A recreation of Mr Wee Kim Wee's Cavenagh Court office in the new Wee Kim Wee Room at Singapore Management University. ST PHOTO: GAVIN FOO

SINGAPORE – His first typewriter and his first laptop – an IBM ThinkPad – adorn the room, a fitting part of a collection of personal belongings of the late Mr Wee Kim Wee, a journalist-turned-president.

Adding to the personal touch is his trophy for winning the Singapore Junior Badminton Championship in 1938, one of several for the sport, his stash of rabbit figurines, which he collected as he was born in the Year of the Rabbit in 1915, and an autographed basketball from American basketball team Harlem Globetrotters.

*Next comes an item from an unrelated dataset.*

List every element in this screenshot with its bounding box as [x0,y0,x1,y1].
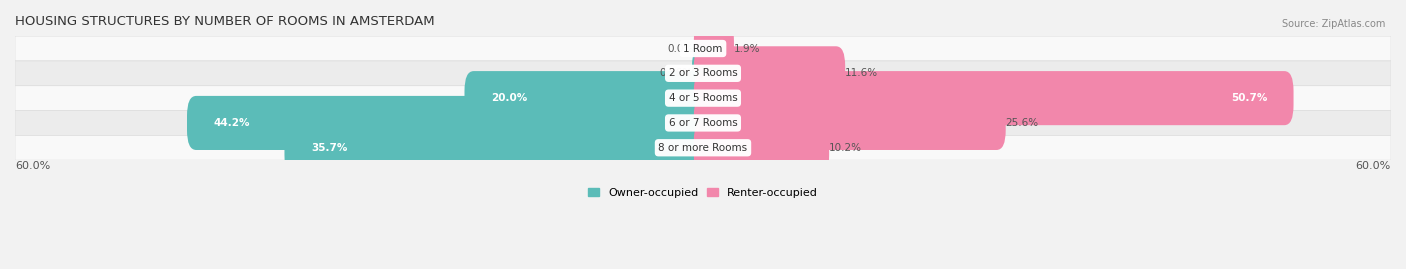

Come early 2023, the public will be able to visit the Wee Kim Wee room, housed at the Singapore Management University (SMU) Administration Building in Bras Basah.

The room, roughly three-quarters the size of a badminton court, is a collaboration between Mr Wee’s family and SMU, and also features the late Mrs Wee’s belongings, such as her cheongsams. Mr Wee, who began his career as a clerk at The Straits Times and later became its deputy editor, died in 2005, aged 89, and Mrs Wee died in 2018, aged 102.

Ms Wee Eng Hwa, 79, the fifth of Mr Wee’s seven children, said the personal touches of the belongings are aimed at achieving a meaningful, living heritage.

“We hope everyone will enjoy reminiscing the past with the present in mind, as well as the many human stories embedded in each and every item within this room,” she said, speaking as she led a tour attended by ST.

A highlight of the room is that it is a recreation of Mr Wee’s office, where he used to work and host visitors after serving as the fourth president of Singapore from 1985 to 1993.

He had occupied the office space at Cavenagh Court, a condominium complex that has a view of the Istana, from 1993 to 2005.

Dr Wee Hong Neo, 75, the sixth of Mr Wee’s children, was also a guide to the tour of the room on Friday. Mr and Mrs Wee had a son – the eldest, who died in 2015 – and six daughters.

She said, as she gestured towards the windows with views of greenery outside the room: “When i first visited this space, I was blown away, because the set-up was exactly like Cavenagh Court. The French windows open up to a view of the trees on the Istana grounds, and his office was down the corridor after the dining table.“

Other standout artefacts in the room include a pair of paintings depicting Balinese women, bought by Mr Wee to commemorate a memorable interview he did as a young ST journalist in 1966. The interview with then Lieutenant-General Suharto in Jakarta earned him a front-page scoop – announcing Indonesia’s desire to end a three-year confrontation with Singapore and Malaysia.

The room was launched on Friday during an event to mark the 20th anniversary of the Wee Kim Wee Centre at SMU. The centre was set up to foster intercultural exchange and dialogue to advance learning.

The room was launched on Friday during an event to mark the 20th anniversary of the Wee Kim Wee Centre at SMU. ST PHOTO: GAVIN FOO
National Development Minister Desmond Lee and SMU president Lily Kong (right) with Mr Wee Kim Wee’s daughters, Dr Wee Hong Neo (second from left) and Ms Wee Eng Hwa, celebrating the 20th anniversary of the Wee Kim Wee Centre. ST PHOTO: GAVIN FOO

Minister for National Development Desmond Lee, guest of honour at the event, said the collaboration between the family and SMU “demonstrated how an educational institution and a private family can work together to safeguard our national heritage”.

“It is critical for Singaporeans to remember our nation’s history and to honour the pioneers who fought for and achieved the stability and harmony that we now enjoy,” he added.

A heritage fund created by SMU was also formally launched at the event. It would go towards the upkeep of the Wee Kim Wee room, support educational programmes by the Wee Kim Wee Centre, and grant scholarships to SMU students, especially those with financial needs.

“Mr Wee did not have money to go through secondary school. I know for a fact that he would have been very pleased with every dollar that goes to supporting this fund,” said Ms Wee.